Catholic tradition reads this passage through multiple converging lenses. First and most fundamentally, it is a fulfillment of the Suffering Servant prophecies of Isaiah. Isaiah 50:6 — "I gave my back to those who beat me, and my cheeks to those who pulled out the beard; I did not hide my face from disgrace and spitting" — is understood by the Fathers as a direct prefiguration of Christ's passion. St. Justin Martyr (Dialogue with Trypho, ch. 103) explicitly connects the blindfolding scene to the Servant's patient endurance.
St. Thomas Aquinas, in the Summa Theologiae (III, q. 46, a. 5), argues that Christ willed to suffer every form of human degradation — not only physical pain but also mockery, false accusation, and contempt — so that no dimension of human suffering would be left unredeemed. The mockery at Luke 22:64 thus has redemptive weight: Christ sanctifies even the experience of being ridiculed.
The Catechism of the Catholic Church (§598) insists that "all sinners were the authors of Christ's passion," and this passage makes that universal culpability viscerally concrete. The anonymous guards who strike a blindfolded man are, in the Catechism's framework, a mirror held up to every act of casual cruelty done in ignorance.
Pope St. John Paul II, in Salvifici Doloris (§18), reflects that Christ's suffering encompassed not only bodily pain but "moral suffering" — the pain of rejection, ridicule, and unjust accusation. Luke 22:63–65 is precisely the scriptural locus of that moral dimension of the Passion.
St. Ignatius of Antioch and later St. Francis of Assisi both contemplated this scene as foundational to the via crucis — the blindfolded Christ becomes an icon of holy humility, embracing dishonor so that human pride might find its antidote.
Luke 22:63–65 speaks with particular force to Catholics living in a culture where mockery has been industrialized — through social media, political satire, and the casual contempt that passes for discourse. The passage invites a double examination of conscience. First: do we, like the guards, inflict contempt on others — perhaps not with blows, but with ridicule, dismissiveness, or the kind of online cruelty that degrades a person's dignity while remaining "just a joke"? The blindfolded Christ makes every such blow anonymous but not invisible to God.

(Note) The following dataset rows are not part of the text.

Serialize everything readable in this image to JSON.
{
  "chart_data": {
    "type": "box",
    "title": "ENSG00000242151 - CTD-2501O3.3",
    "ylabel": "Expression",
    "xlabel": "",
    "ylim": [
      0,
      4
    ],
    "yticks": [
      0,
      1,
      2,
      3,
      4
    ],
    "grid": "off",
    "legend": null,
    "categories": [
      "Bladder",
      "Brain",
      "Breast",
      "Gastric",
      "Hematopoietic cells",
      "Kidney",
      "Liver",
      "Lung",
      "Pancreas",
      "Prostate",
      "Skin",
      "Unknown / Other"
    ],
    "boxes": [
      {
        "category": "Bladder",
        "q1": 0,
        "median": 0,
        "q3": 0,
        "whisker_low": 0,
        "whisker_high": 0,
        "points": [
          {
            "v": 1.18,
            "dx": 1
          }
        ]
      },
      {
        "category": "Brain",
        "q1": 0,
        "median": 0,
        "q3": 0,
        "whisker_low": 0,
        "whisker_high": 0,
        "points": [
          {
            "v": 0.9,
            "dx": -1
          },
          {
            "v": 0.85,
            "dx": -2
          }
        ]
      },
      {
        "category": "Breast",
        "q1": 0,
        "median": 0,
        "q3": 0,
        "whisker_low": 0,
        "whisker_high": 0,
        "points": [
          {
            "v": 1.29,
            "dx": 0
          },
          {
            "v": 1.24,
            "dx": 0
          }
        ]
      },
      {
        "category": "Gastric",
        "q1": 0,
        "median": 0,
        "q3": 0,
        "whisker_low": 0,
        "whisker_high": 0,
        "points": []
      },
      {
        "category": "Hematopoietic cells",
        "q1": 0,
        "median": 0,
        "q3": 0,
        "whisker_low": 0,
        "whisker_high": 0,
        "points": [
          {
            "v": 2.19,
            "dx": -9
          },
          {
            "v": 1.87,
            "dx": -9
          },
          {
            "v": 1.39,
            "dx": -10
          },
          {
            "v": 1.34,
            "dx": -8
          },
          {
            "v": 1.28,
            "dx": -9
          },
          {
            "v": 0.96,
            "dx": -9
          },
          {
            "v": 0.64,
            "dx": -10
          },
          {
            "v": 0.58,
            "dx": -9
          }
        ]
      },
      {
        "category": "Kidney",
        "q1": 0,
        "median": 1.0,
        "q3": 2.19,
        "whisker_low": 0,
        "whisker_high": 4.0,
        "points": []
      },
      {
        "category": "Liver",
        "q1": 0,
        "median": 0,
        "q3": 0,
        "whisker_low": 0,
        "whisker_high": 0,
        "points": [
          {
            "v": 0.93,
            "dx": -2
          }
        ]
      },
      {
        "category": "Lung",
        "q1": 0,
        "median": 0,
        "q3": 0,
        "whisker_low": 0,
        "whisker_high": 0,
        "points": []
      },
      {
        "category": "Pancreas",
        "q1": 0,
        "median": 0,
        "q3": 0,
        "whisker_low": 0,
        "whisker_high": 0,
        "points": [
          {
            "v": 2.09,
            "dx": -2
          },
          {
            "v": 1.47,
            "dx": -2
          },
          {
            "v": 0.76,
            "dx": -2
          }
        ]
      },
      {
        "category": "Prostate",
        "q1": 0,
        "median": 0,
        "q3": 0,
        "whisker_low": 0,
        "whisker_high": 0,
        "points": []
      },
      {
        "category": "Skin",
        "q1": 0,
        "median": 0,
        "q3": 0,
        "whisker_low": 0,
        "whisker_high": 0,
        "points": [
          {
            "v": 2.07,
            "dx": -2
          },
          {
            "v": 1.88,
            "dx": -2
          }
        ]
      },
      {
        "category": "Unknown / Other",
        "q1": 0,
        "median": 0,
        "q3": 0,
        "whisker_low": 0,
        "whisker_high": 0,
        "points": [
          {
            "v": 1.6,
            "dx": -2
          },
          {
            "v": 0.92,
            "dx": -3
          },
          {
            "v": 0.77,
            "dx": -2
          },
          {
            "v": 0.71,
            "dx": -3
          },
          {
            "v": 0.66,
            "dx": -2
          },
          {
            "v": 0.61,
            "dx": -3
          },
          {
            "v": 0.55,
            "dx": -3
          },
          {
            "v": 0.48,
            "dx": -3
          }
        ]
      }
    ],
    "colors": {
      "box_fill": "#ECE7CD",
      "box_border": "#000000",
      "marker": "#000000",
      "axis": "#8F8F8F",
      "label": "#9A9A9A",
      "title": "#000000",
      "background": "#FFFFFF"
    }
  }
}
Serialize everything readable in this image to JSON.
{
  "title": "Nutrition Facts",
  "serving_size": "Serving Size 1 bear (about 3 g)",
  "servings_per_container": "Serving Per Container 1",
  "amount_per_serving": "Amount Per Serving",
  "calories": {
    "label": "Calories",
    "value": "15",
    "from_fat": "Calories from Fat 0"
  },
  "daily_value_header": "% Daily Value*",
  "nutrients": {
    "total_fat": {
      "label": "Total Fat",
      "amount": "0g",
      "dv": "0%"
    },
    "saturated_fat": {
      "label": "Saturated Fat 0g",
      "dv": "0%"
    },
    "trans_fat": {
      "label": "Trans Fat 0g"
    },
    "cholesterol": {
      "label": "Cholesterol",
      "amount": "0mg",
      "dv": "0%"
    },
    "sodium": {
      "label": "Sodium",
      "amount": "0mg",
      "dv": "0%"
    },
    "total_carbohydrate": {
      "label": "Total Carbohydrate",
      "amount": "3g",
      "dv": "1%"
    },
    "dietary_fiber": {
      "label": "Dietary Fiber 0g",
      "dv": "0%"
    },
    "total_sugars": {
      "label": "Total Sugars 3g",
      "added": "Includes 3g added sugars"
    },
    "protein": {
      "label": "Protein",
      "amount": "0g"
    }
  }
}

Second, and perhaps more practically for those who suffer: when Catholics face mockery for their faith — which in the contemporary West increasingly takes the form of intellectual dismissal, social ridicule, or professional marginalization — these verses offer not merely comfort but a pattern. Christ did not perform his identity on demand to satisfy his mockers. He bore the contempt in silence. The faithful Catholic is not required to "prove" the faith to every hostile interlocutor. Sometimes the most prophetic act is the refusal to perform prophecy on someone else's terms. The patient endurance of contempt, united to Christ's own, is itself a participation in the Passion — and, as St. Paul teaches, a share in his glory.